In [1]:
# import libraries
from matplotlib import pyplot as plt
%matplotlib notebook
from pandas import read_csv

## Data parsing

In [2]:
# dataframe data
data = read_csv('data.csv')

# seperated variables
ages = data['Age']
dev_salaries = data['All_Devs']
py_salaries = data['Python']
js_salaries = data['JavaScript']

## Filling Area under line plots
### fill_between method

In [3]:
# same old boring stuff
plt.plot(ages, dev_salaries, color='#444444', linestyle='--', label='All Devs')
plt.plot(ages, py_salaries, label='Python')

# but, let's introduce the matplotlib method which is the reason for the whole lesson

# At simplest case, fill_between takes two arguments, x component and y1
# and fills the sketch under the y1 curve we told it to, with respect to 0 (y2)
# By default, y2=0
plt.fill_between(x=ages, y1=py_salaries, y2=0, alpha=.2)

plt.legend()

plt.title('Programming Language Salary By Age')
plt.xlabel('Age')
plt.ylabel('Dollars(USD)')
plt.show()

<IPython.core.display.Javascript object>

### Filling with respect to  non-zero y2

In [4]:
from statistics import median
median_salary = median(dev_salaries)

In [5]:
plt.plot(ages, dev_salaries, color='#444444', linestyle='--', label='All Devs')
plt.plot(ages, py_salaries, label='Python')
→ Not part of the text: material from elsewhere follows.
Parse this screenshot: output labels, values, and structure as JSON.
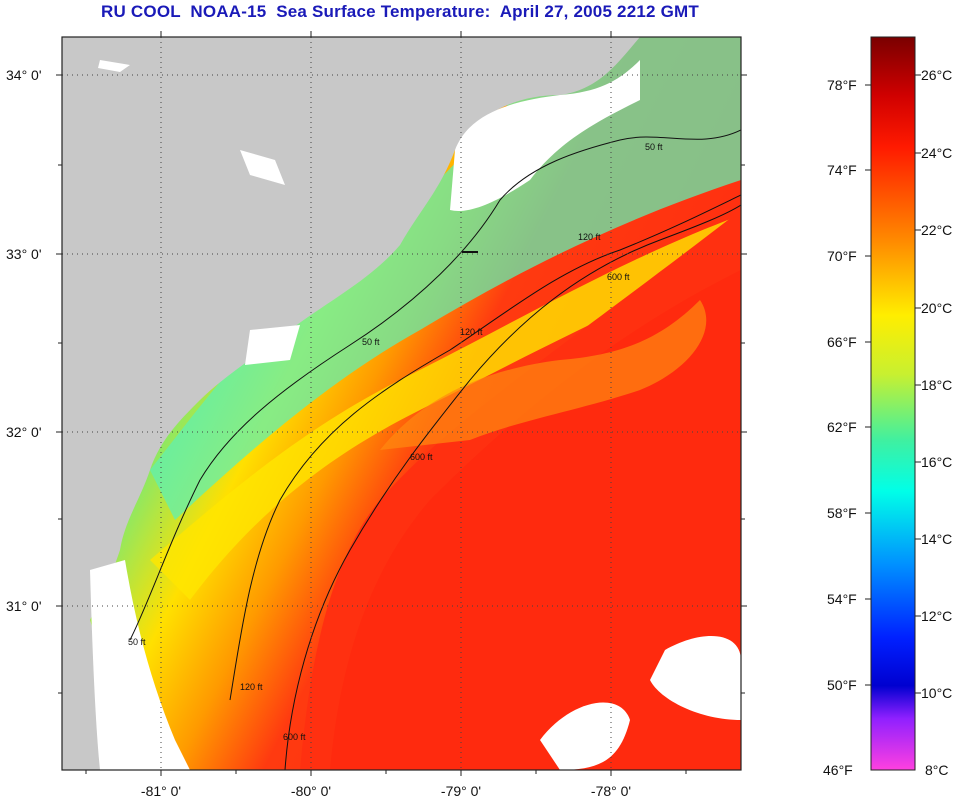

# Now, it fills the area under the py_salaries curve above the avg_salary and the area below py_salaries under the avg_salary
plt.fill_between(ages, py_salaries, median_salary, alpha=.2)

plt.legend()

plt.title('Programming Language Salary By Age')
plt.xlabel('Age')
plt.ylabel('Dollars(USD)')
plt.show()

<IPython.core.display.Javascript object>

### where parameter

In [6]:
plt.plot(ages, dev_salaries, color='#444444', linestyle='--', label='All Devs')
plt.plot(ages, py_salaries, label='Python')

# area under the desired curve is now filled by also taking a condition into consideration
# interpolate parameter makes sure x-axis intersections don't get clipped and all the regions are filled correctly
plt.fill_between(ages, py_salaries, median_salary, 
                 where=(py_salaries > median_salary),
                 interpolate=True, alpha=.2)
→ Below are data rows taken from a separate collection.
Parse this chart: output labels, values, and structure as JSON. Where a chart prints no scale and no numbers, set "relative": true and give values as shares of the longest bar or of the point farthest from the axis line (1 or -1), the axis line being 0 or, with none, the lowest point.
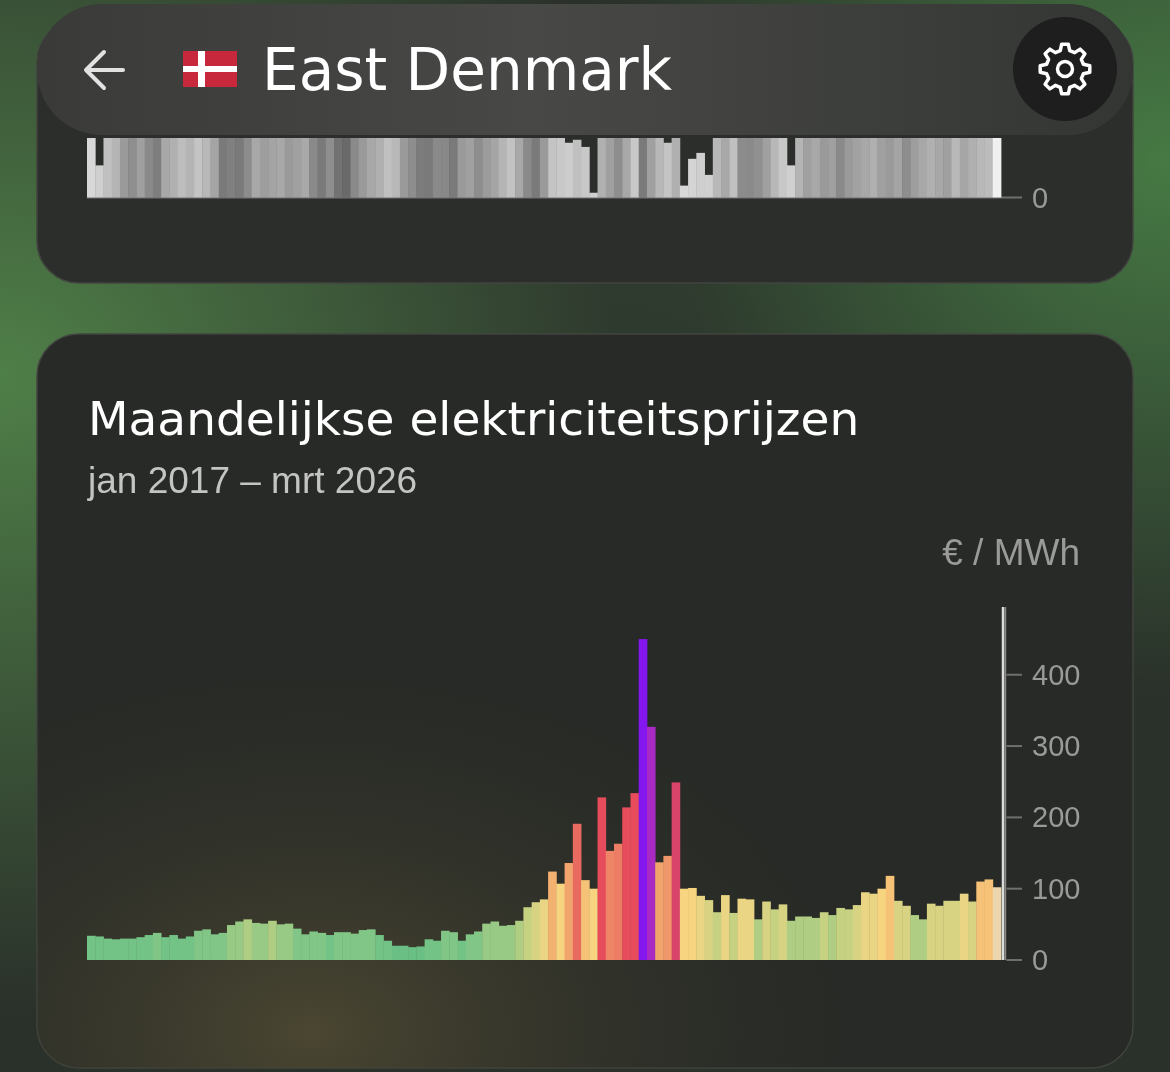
{
  "chart_data": [
    {
      "type": "bar",
      "relative": true,
      "annotations": [
        "East Denmark",
        "0"
      ],
      "categories": [
        null,
        null,
        null,
        null,
        null,
        null,
        null,
        null,
        null,
        null,
        null,
        null,
        null,
        null,
        null,
        null,
        null,
        null,
        null,
        null,
        null,
        null,
        null,
        null,
        null,
        null,
        null,
        null,
        null,
        null,
        null,
        null,
        null,
        null,
        null,
        null,
        null,
        null,
        null,
        null,
        null,
        null,
        null,
        null,
        null,
        null,
        null,
        null,
        null,
        null,
        null,
        null,
        null,
        null,
        null,
        null,
        null,
        null,
        null,
        null,
        null,
        null,
        null,
        null,
        null,
        null,
        null,
        null,
        null,
        null,
        null,
        null,
        null,
        null,
        null,
        null,
        null,
        null,
        null,
        null,
        null,
        null,
        null,
        null,
        null,
        null,
        null,
        null,
        null,
        null,
        null,
        null,
        null,
        null,
        null,
        null,
        null,
        null,
        null,
        null,
        null,
        null,
        null,
        null,
        null,
        null,
        null,
        null,
        null,
        null,
        null
      ],
      "values": [
        1,
        0.54,
        1,
        1,
        1,
        1,
        1,
        1,
        1,
        1,
        1,
        1,
        1,
        1,
        1,
        1,
        1,
        1,
        1,
        1,
        1,
        1,
        1,
        1,
        1,
        1,
        1,
        1,
        1,
        1,
        1,
        1,
        1,
        1,
        1,
        1,
        1,
        1,
        1,
        1,
        1,
        1,
        1,
        1,
        1,
        1,
        1,
        1,
        1,
        1,
        1,
        1,
        1,
        1,
        1,
        1,
        1,
        1,
        0.92,
        0.97,
        0.85,
        0.08,
        1,
        1,
        1,
        1,
        1,
        1,
        1,
        1,
        0.92,
        1,
        0.2,
        0.65,
        0.75,
        0.38,
        1,
        1,
        1,
        1,
        1,
        1,
        1,
        1,
        1,
        0.54,
        1,
        1,
        1,
        1,
        1,
        1,
        1,
        1,
        1,
        1,
        1,
        1,
        1,
        1,
        1,
        1,
        1,
        1,
        1,
        1,
        1,
        1,
        1,
        1,
        1
      ],
      "colors": [
        "#d8d8d8",
        "#cfcfcf",
        "#c0c0c0",
        "#b5b5b5",
        "#9a9a9a",
        "#8f8f8f",
        "#a0a0a0",
        "#8a8a8a",
        "#7e7e7e",
        "#a8a8a8",
        "#b0b0b0",
        "#bdbdbd",
        "#b4b4b4",
        "#c4c4c4",
        "#b8b8b8",
        "#a5a5a5",
        "#7a7a7a",
        "#808080",
        "#7a7a7a",
        "#8c8c8c",
        "#a8a8a8",
        "#9e9e9e",
        "#a4a4a4",
        "#a8a8a8",
        "#9a9a9a",
        "#a0a0a0",
        "#a9a9a9",
        "#8a8a8a",
        "#7a7a7a",
        "#8e8e8e",
        "#727272",
        "#6a6a6a",
        "#8a8a8a",
        "#9a9a9a",
        "#a8a8a8",
        "#b0b0b0",
        "#c0c0c0",
        "#b8b8b8",
        "#9a9a9a",
        "#8e8e8e",
        "#7c7c7c",
        "#7a7a7a",
        "#8a8a8a",
        "#888888",
        "#7a7a7a",
        "#9a9a9a",
        "#a0a0a0",
        "#8e8e8e",
        "#9c9c9c",
        "#a5a5a5",
        "#b5b5b5",
        "#c2c2c2",
        "#a8a8a8",
        "#8a8a8a",
        "#7a7a7a",
        "#9a9a9a",
        "#c4c4c4",
        "#c8c8c8",
        "#cdcdcd",
        "#c0c0c0",
        "#c8c8c8",
        "#d0d0d0",
        "#b0b0b0",
        "#a0a0a0",
        "#8e8e8e",
        "#a8a8a8",
        "#c8c8c8",
        "#7a7a7a",
        "#a0a0a0",
        "#b8b8b8",
        "#c4c4c4",
        "#b0b0b0",
        "#d8d8d8",
        "#d4d4d4",
        "#cfcfcf",
        "#d0d0d0",
        "#b8b8b8",
        "#a8a8a8",
        "#c0c0c0",
        "#8c8c8c",
        "#8a8a8a",
        "#909090",
        "#a0a0a0",
        "#b8b8b8",
        "#c8c8c8",
        "#d0d0d0",
        "#b4b4b4",
        "#a0a0a0",
        "#a8a8a8",
        "#9a9a9a",
        "#a0a0a0",
        "#8a8a8a",
        "#9a9a9a",
        "#a2a2a2",
        "#a8a8a8",
        "#b0b0b0",
        "#a0a0a0",
        "#9a9a9a",
        "#a4a4a4",
        "#8e8e8e",
        "#9e9e9e",
        "#a8a8a8",
        "#b0b0b0",
        "#a8a8a8",
        "#a0a0a0",
        "#b8b8b8",
        "#a6a6a6",
        "#b0b0b0",
        "#b8b8b8",
        "#bcbcbc",
        "#f0f0f0"
      ]
    },
    {
      "type": "bar",
      "title": "Maandelijkse elektriciteitsprijzen",
      "subtitle": "jan 2017 – mrt 2026",
      "ylabel": "€ / MWh",
      "tick_labels": "y",
      "ylim": [
        0,
        495
      ],
      "yticks": [
        0,
        100,
        200,
        300,
        400
      ],
      "categories": [
        null,
        null,
        null,
        null,
        null,
        null,
        null,
        null,
        null,
        null,
        null,
        null,
        null,
        null,
        null,
        null,
        null,
        null,
        null,
        null,
        null,
        null,
        null,
        null,
        null,
        null,
        null,
        null,
        null,
        null,
        null,
        null,
        null,
        null,
        null,
        null,
        null,
        null,
        null,
        null,
        null,
        null,
        null,
        null,
        null,
        null,
        null,
        null,
        null,
        null,
        null,
        null,
        null,
        null,
        null,
        null,
        null,
        null,
        null,
        null,
        null,
        null,
        null,
        null,
        null,
        null,
        null,
        null,
        null,
        null,
        null,
        null,
        null,
        null,
        null,
        null,
        null,
        null,
        null,
        null,
        null,
        null,
        null,
        null,
        null,
        null,
        null,
        null,
        null,
        null,
        null,
        null,
        null,
        null,
        null,
        null,
        null,
        null,
        null,
        null,
        null,
        null,
        null,
        null,
        null,
        null,
        null,
        null,
        null,
        null,
        null
      ],
      "values": [
        34,
        33,
        30,
        29,
        30,
        30,
        32,
        35,
        38,
        32,
        35,
        30,
        33,
        41,
        43,
        36,
        38,
        49,
        54,
        57,
        52,
        51,
        55,
        50,
        51,
        44,
        36,
        40,
        38,
        35,
        39,
        39,
        37,
        42,
        43,
        35,
        27,
        20,
        20,
        18,
        19,
        29,
        27,
        41,
        39,
        27,
        36,
        40,
        51,
        54,
        48,
        49,
        55,
        74,
        81,
        85,
        124,
        107,
        136,
        191,
        112,
        100,
        228,
        153,
        163,
        214,
        234,
        450,
        327,
        137,
        146,
        249,
        100,
        101,
        90,
        84,
        67,
        91,
        66,
        86,
        85,
        57,
        82,
        71,
        78,
        55,
        61,
        61,
        59,
        67,
        63,
        73,
        71,
        77,
        95,
        93,
        100,
        118,
        83,
        76,
        63,
        57,
        79,
        76,
        83,
        83,
        93,
        82,
        110,
        113,
        102
      ],
      "colors": [
        "#74c386",
        "#74c386",
        "#74c386",
        "#74c386",
        "#74c386",
        "#74c386",
        "#74c386",
        "#74c386",
        "#82c687",
        "#74c386",
        "#74c386",
        "#74c386",
        "#74c386",
        "#82c687",
        "#82c687",
        "#82c687",
        "#82c687",
        "#98ca86",
        "#98ca86",
        "#b0ce83",
        "#98ca86",
        "#98ca86",
        "#b0ce83",
        "#98ca86",
        "#98ca86",
        "#82c687",
        "#82c687",
        "#82c687",
        "#82c687",
        "#74c386",
        "#82c687",
        "#82c687",
        "#82c687",
        "#82c687",
        "#82c687",
        "#74c386",
        "#74c386",
        "#69bf84",
        "#69bf84",
        "#69bf84",
        "#69bf84",
        "#74c386",
        "#74c386",
        "#82c687",
        "#82c687",
        "#74c386",
        "#82c687",
        "#82c687",
        "#98ca86",
        "#98ca86",
        "#98ca86",
        "#98ca86",
        "#b0ce83",
        "#c6d181",
        "#d8d383",
        "#e9d583",
        "#f3b270",
        "#f7d480",
        "#f2a46d",
        "#e96b60",
        "#f6c277",
        "#f7d480",
        "#e64c5c",
        "#ee8566",
        "#ec7d64",
        "#e64c5c",
        "#e64c5c",
        "#8416ee",
        "#a92ac2",
        "#f2a46d",
        "#f0986b",
        "#d9446a",
        "#f7d480",
        "#f7d480",
        "#e9d583",
        "#d8d383",
        "#c6d181",
        "#e9d583",
        "#c6d181",
        "#e9d583",
        "#e9d583",
        "#b0ce83",
        "#d8d383",
        "#c6d181",
        "#d8d383",
        "#b0ce83",
        "#b0ce83",
        "#b0ce83",
        "#b0ce83",
        "#c6d181",
        "#b0ce83",
        "#c6d181",
        "#c6d181",
        "#d8d383",
        "#e9d583",
        "#e9d583",
        "#f7d480",
        "#f6c277",
        "#d8d383",
        "#d8d383",
        "#b0ce83",
        "#b0ce83",
        "#d8d383",
        "#d8d383",
        "#d8d383",
        "#d8d383",
        "#e9d583",
        "#d8d383",
        "#f6c277",
        "#f6c277",
        "#ecd6ae"
      ]
    }
  ]
}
# call same method to draw/fill other regions with different conditions
plt.fill_between(ages, py_salaries, median_salary, 
                 where=(py_salaries <= median_salary),
                 interpolate=True, alpha=.2)
plt.legend()

plt.title('Programming Language Salary By Age')
plt.xlabel('Age')
plt.ylabel('Dollars(USD)')
plt.show()

<IPython.core.display.Javascript object>

In [7]:
## By labeling our fills we emphasize the information/feedback we wont to gain from the plot

In [8]:
plt.plot(ages, dev_salaries, color='#444444', linestyle='--', label='All Devs')
plt.plot(ages, py_salaries, label='Python')

plt.fill_between(ages, py_salaries, dev_salaries, 
                 where=(py_salaries > dev_salaries),
                 interpolate=True, alpha=.2, label='Above Avg')
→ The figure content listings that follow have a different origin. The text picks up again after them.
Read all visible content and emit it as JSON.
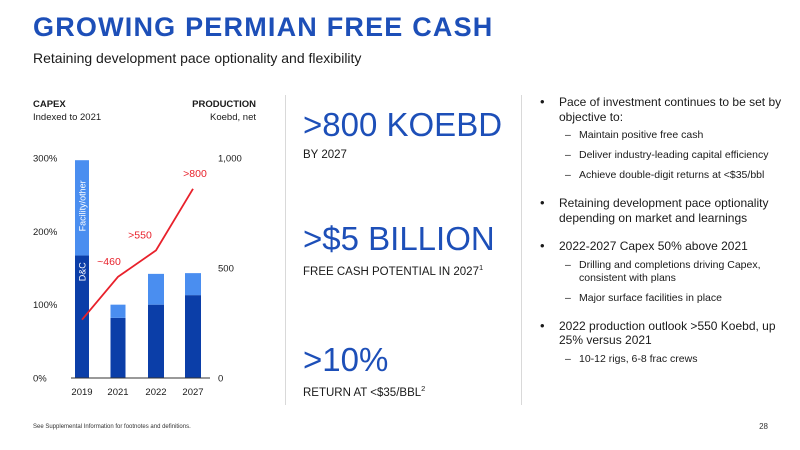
{
  "header": {
    "title": "GROWING PERMIAN FREE CASH",
    "subtitle": "Retaining development pace optionality and flexibility"
  },
  "chart_data": {
    "type": "bar",
    "left_axis_title": "CAPEX",
    "left_axis_subtitle": "Indexed to 2021",
    "right_axis_title": "PRODUCTION",
    "right_axis_subtitle": "Koebd, net",
    "categories": [
      "2019",
      "2021",
      "2022",
      "2027"
    ],
    "ylim": [
      0,
      300
    ],
    "y_ticks": [
      "0%",
      "100%",
      "200%",
      "300%"
    ],
    "y2lim": [
      0,
      1000
    ],
    "y2_ticks": [
      "0",
      "500",
      "1,000"
    ],
    "series": [
      {
        "name": "D&C",
        "type": "bar",
        "color": "#0b3ea8",
        "values": [
          167,
          82,
          100,
          113
        ]
      },
      {
        "name": "Facility/other",
        "type": "bar",
        "color": "#4a8ef0",
        "values": [
          130,
          18,
          42,
          30
        ]
      },
      {
        "type": "line",
        "axis": "right",
        "color": "#e8212b",
        "values": [
          265,
          460,
          580,
          860
        ]
      }
    ],
    "data_labels": [
      "~460",
      ">550",
      ">800"
    ],
    "colors": {
      "axis": "#333333",
      "grid": "#bfbfbf",
      "text": "#1a1a1a",
      "bar_label": "#ffffff"
    }
  },
  "metrics": [
    {
      "value": ">800 KOEBD",
      "label": "BY 2027",
      "sup": ""
    },
    {
      "value": ">$5 BILLION",
      "label": "FREE CASH POTENTIAL IN 2027",
      "sup": "1"
    },
    {
      "value": ">10%",
      "label": "RETURN AT <$35/BBL",
      "sup": "2"
    }
  ],
  "bullets": [
    {
      "text": "Pace of investment continues to be set by objective to:",
      "subs": [
        "Maintain positive free cash",
        "Deliver industry-leading capital efficiency",
        "Achieve double-digit returns at <$35/bbl"
      ]
    },
    {
      "text": "Retaining development pace optionality depending on market and learnings",
      "subs": []
    },
    {
      "text": "2022-2027 Capex 50% above 2021",
      "subs": [
        "Drilling and completions driving Capex, consistent with plans",
        "Major surface facilities in place"
      ]
    },
    {
      "text": "2022 production outlook >550 Koebd, up 25% versus 2021",
      "subs": [
        "10-12 rigs, 6-8 frac crews"
      ]
    }
  ],
  "footnote": "See Supplemental Information for footnotes and definitions.",
  "page_number": "28"
}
plt.fill_between(ages, py_salaries, dev_salaries, 
                 where=(py_salaries <= dev_salaries),
                 interpolate=True, alpha=.2, label='Below Avg')
plt.legend()

plt.title('Programming Language Salary By Age')
plt.xlabel('Age')
plt.ylabel('Dollars(USD)')
plt.show()

<IPython.core.display.Javascript object>